I know he was proud of me, and I know that he loved me. Sometimes it was really hard to tell. But the day he died, he was still wearing the ring I had made.
This Pesach I attended the yizkor service for the first time. I’ve always scooted out before, perhaps afraid of invoking the ayin hara, or evil eye, on living parents. The yizkor prayer spoke plainly to me: May I prove myself worthy of the gift of life and the many other gifts with which he blessed me.
Through minyan and these months of mourning, I have been trying to figure out just what it is my father gave me. He had a difficult relationship with being Jewish. He didn’t like ritual, observance or things you were “supposed” to do. In this respect, I am very unlike him, taking on more observance as I’ve aged.
At the same time, he saw himself as Jewish and wanted to be seen as such by the most devout, often approaching Hasidim in the local supermarket to chat with them and their children. “I’m Shmuel,” he’d say, giving the Hebrew name that he never used.
He didn’t put up with much nonsense from anybody, and he wasn’t very patient. These things, I know, he bequeathed to me. He taught me that the things you really want, you have to work at. That you should always root for the underdog. Self-sufficiency is paramount. Don’t ask for help unless you really need it and no one can take advantage of you unless you let them.

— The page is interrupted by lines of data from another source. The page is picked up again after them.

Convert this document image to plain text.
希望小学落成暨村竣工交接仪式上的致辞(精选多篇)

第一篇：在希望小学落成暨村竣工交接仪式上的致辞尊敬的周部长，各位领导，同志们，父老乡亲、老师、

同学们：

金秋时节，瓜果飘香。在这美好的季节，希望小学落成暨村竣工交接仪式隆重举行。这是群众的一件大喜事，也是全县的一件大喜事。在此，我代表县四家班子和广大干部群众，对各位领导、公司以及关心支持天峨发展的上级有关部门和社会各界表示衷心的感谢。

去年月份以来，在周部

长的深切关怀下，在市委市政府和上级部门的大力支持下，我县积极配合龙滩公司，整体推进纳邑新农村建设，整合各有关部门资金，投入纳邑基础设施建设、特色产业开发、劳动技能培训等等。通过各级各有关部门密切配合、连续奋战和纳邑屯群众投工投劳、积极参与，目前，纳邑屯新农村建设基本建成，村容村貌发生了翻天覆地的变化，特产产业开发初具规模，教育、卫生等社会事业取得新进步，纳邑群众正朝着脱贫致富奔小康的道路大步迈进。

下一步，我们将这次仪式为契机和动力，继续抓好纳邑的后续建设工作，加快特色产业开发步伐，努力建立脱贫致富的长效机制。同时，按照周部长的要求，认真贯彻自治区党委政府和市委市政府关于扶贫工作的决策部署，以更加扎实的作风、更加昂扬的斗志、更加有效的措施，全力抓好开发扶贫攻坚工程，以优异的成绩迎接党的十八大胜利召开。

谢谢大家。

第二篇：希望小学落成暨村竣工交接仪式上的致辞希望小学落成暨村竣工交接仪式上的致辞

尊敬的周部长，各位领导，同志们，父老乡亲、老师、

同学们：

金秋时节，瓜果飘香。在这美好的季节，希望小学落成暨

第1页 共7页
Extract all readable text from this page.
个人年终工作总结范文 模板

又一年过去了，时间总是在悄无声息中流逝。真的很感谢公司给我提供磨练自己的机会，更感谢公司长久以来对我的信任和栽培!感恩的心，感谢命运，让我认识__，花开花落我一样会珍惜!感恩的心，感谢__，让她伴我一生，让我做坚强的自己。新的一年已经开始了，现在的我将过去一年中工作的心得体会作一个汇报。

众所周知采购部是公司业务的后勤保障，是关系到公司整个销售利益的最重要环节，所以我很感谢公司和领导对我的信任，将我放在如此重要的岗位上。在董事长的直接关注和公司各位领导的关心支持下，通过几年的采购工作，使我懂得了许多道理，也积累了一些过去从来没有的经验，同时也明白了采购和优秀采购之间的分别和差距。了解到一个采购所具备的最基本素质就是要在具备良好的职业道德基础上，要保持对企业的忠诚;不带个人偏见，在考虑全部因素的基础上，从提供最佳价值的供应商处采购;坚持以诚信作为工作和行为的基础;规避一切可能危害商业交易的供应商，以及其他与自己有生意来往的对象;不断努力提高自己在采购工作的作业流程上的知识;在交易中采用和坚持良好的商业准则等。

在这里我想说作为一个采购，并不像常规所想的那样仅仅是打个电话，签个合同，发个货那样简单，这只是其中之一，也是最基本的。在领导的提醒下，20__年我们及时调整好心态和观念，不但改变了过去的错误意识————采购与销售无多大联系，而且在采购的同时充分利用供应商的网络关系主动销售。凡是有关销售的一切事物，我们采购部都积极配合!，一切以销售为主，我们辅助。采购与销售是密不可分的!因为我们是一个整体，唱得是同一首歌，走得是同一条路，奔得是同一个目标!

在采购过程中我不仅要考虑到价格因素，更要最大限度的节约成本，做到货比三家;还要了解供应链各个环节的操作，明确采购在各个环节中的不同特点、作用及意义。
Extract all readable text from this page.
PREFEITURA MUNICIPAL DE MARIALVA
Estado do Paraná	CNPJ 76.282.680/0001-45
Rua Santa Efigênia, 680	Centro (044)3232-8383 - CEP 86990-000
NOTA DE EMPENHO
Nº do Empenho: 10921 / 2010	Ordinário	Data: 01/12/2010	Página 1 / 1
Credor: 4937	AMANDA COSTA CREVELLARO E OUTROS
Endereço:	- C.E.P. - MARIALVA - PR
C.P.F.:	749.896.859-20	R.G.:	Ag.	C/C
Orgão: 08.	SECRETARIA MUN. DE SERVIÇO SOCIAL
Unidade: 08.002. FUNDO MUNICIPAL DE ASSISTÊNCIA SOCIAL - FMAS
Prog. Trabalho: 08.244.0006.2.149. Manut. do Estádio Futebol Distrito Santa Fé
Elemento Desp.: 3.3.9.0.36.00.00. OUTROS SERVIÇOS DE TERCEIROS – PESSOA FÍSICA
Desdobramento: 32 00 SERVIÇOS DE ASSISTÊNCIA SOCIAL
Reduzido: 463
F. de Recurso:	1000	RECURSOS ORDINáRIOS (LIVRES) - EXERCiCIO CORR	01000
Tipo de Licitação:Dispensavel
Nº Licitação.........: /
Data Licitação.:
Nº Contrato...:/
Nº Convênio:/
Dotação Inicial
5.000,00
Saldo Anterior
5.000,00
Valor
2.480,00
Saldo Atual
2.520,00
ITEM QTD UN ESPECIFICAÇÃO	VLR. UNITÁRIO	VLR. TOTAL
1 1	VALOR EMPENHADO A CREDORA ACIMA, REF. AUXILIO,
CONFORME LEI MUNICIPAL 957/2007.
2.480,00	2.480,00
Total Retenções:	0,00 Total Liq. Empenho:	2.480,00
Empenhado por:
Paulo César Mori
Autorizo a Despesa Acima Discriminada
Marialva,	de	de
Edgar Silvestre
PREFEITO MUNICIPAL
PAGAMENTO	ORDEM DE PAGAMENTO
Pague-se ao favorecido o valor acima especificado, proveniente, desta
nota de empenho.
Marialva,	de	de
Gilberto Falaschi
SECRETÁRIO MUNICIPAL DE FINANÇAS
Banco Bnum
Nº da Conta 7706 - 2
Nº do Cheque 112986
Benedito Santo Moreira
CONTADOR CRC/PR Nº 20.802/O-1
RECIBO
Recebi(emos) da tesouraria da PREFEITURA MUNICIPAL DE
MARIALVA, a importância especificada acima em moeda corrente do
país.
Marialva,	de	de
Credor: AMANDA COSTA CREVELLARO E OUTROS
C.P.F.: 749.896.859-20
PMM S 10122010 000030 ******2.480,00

And as any good Jew knows, you should always be prepared to pack quickly (and in our case, professionally). He also knew that there wasn’t anything that dark chocolate couldn’t fix, or at least make better, and that it’s really hard to feel bad if you sing something by Gershwin or Rogers and Hart (in his case, off-key and loudly).
These are the gifts my father left me. They have served as guides throughout my life. And maybe that is the most you can ask for from a parent.
Last Father’s Day I had a dad. This Father’s Day, I will miss him.